Analysis of error types guides targeted fine-tuning and rule clarification strategies, as over-strict verifiers may undercount admissible linguistic or structural variants.
6. Limitations and Extensions
- Verifier brittleness: Rule-based SGA checkers may lack robustness to paraphrase and partially correct variants. In clinical settings, this can lead to underestimation of clinically usable outputs (Chen et al., 25 Mar 2026).
- Generalizability: Fine-tuned LLM judges for SGA generalize well between structurally similar domains (e.g., Insurance ↔ Airline), but may require retraining for more diverse guideline types or output schemas (Yang et al., 14 Apr 2026).

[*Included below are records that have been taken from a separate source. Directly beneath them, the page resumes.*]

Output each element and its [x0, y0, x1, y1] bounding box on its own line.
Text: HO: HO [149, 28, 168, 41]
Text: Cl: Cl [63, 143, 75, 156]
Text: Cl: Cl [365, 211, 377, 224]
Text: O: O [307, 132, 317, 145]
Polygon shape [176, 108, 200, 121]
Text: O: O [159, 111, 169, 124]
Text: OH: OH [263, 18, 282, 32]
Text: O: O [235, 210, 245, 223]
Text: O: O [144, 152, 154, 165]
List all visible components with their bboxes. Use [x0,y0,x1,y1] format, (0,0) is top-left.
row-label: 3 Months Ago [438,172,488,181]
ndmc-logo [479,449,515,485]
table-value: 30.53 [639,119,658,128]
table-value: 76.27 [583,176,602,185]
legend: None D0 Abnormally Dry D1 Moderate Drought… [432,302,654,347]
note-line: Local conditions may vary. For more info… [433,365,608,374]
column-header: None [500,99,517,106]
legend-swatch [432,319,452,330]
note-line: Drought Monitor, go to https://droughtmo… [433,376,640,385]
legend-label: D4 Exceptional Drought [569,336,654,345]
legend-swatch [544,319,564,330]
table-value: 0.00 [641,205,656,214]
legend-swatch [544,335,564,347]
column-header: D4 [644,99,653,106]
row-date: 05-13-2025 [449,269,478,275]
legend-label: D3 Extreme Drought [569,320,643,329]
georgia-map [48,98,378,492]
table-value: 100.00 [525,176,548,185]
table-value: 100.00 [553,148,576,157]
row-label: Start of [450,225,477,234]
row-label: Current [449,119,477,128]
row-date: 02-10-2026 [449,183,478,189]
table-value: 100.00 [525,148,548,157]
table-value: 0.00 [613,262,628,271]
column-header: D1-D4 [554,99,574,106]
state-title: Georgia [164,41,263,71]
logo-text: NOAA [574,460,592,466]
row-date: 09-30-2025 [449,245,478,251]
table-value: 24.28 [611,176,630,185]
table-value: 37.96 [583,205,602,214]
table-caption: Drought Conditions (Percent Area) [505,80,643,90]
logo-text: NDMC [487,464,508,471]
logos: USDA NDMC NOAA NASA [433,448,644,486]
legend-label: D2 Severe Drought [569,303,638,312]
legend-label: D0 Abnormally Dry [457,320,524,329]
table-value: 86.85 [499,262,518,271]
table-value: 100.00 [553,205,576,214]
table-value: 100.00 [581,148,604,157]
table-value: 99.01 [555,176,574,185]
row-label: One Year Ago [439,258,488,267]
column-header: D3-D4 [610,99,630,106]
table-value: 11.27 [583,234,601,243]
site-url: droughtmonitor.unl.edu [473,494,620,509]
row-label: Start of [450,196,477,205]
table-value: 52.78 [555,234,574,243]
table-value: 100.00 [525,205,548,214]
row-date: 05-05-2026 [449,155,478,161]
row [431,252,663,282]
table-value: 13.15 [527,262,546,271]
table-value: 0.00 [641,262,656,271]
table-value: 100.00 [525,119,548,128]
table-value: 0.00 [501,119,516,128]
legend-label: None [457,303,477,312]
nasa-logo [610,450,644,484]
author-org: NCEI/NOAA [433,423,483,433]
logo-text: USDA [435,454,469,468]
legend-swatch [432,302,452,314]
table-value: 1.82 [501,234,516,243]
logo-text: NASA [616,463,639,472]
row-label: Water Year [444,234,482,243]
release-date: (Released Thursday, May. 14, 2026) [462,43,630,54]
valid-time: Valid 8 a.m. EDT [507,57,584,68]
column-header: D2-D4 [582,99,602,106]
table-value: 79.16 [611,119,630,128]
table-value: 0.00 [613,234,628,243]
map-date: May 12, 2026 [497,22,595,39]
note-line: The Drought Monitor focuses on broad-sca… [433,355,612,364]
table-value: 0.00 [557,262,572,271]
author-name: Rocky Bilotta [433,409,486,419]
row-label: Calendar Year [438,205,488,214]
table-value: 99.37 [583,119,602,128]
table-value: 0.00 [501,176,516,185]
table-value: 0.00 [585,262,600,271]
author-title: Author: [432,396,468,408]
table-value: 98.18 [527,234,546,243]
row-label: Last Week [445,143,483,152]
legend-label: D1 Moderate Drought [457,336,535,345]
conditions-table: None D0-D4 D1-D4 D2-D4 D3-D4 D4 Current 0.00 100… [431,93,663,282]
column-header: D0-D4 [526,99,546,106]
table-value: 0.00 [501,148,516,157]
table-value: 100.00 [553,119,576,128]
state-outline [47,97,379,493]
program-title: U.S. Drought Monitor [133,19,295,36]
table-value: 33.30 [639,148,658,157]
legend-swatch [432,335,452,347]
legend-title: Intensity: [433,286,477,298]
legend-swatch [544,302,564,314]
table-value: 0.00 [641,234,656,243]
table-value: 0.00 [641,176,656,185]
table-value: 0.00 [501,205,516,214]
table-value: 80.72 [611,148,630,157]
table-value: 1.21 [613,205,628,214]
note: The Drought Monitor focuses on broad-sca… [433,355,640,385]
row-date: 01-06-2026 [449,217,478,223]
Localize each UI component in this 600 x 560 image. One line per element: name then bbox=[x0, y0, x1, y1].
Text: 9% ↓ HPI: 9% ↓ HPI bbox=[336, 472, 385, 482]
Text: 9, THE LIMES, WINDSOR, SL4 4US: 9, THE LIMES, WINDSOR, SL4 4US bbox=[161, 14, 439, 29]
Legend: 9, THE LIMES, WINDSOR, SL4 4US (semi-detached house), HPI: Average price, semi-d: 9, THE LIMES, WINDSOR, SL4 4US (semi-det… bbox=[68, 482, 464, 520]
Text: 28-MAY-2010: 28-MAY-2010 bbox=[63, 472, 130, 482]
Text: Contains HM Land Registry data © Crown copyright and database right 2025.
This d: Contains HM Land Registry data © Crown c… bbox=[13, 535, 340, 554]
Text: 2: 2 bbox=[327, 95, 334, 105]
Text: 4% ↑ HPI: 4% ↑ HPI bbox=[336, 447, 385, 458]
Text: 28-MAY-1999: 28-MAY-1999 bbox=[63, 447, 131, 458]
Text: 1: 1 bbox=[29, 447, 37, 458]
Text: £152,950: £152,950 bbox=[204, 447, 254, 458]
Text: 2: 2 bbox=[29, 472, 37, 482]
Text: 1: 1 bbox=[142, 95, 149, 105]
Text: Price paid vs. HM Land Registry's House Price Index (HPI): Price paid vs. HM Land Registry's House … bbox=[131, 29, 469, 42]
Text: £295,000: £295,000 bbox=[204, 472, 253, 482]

- Guideline evolution: In computer vision, changing or extending guideline sets historically required model retraining; multi-agent or RL approaches promise training-free compliance under evolving textual rules (Vats et al., 4 Sep 2025).
Proposed extensions include learnable reward components, more nuanced (softer) schema constraints, and enhanced handling of free-text clinical evidence and operational triggers. SGA as a metric is likely to persist or expand as model auditing and traceability requirements grow in regulated or high-stakes domains.
7. Distinctions from Related Metrics
While SGA is closely related to overall accuracy, it is substantially more stringent. Standard accuracy metrics permit partial matches or isolated correctness, while SGA credits only predictions that satisfy all explicit and implicit guideline requirements in aggregate. Baseline and ablation analyses consistently show a non-trivial delta—often several percentage points—between SGA and looser accuracy or recall measures, highlighting SGA’s value as a high-precision, high-sensitivity compliance metric in settings where partial conformity is insufficient (Chen et al., 25 Mar 2026, Yang et al., 14 Apr 2026).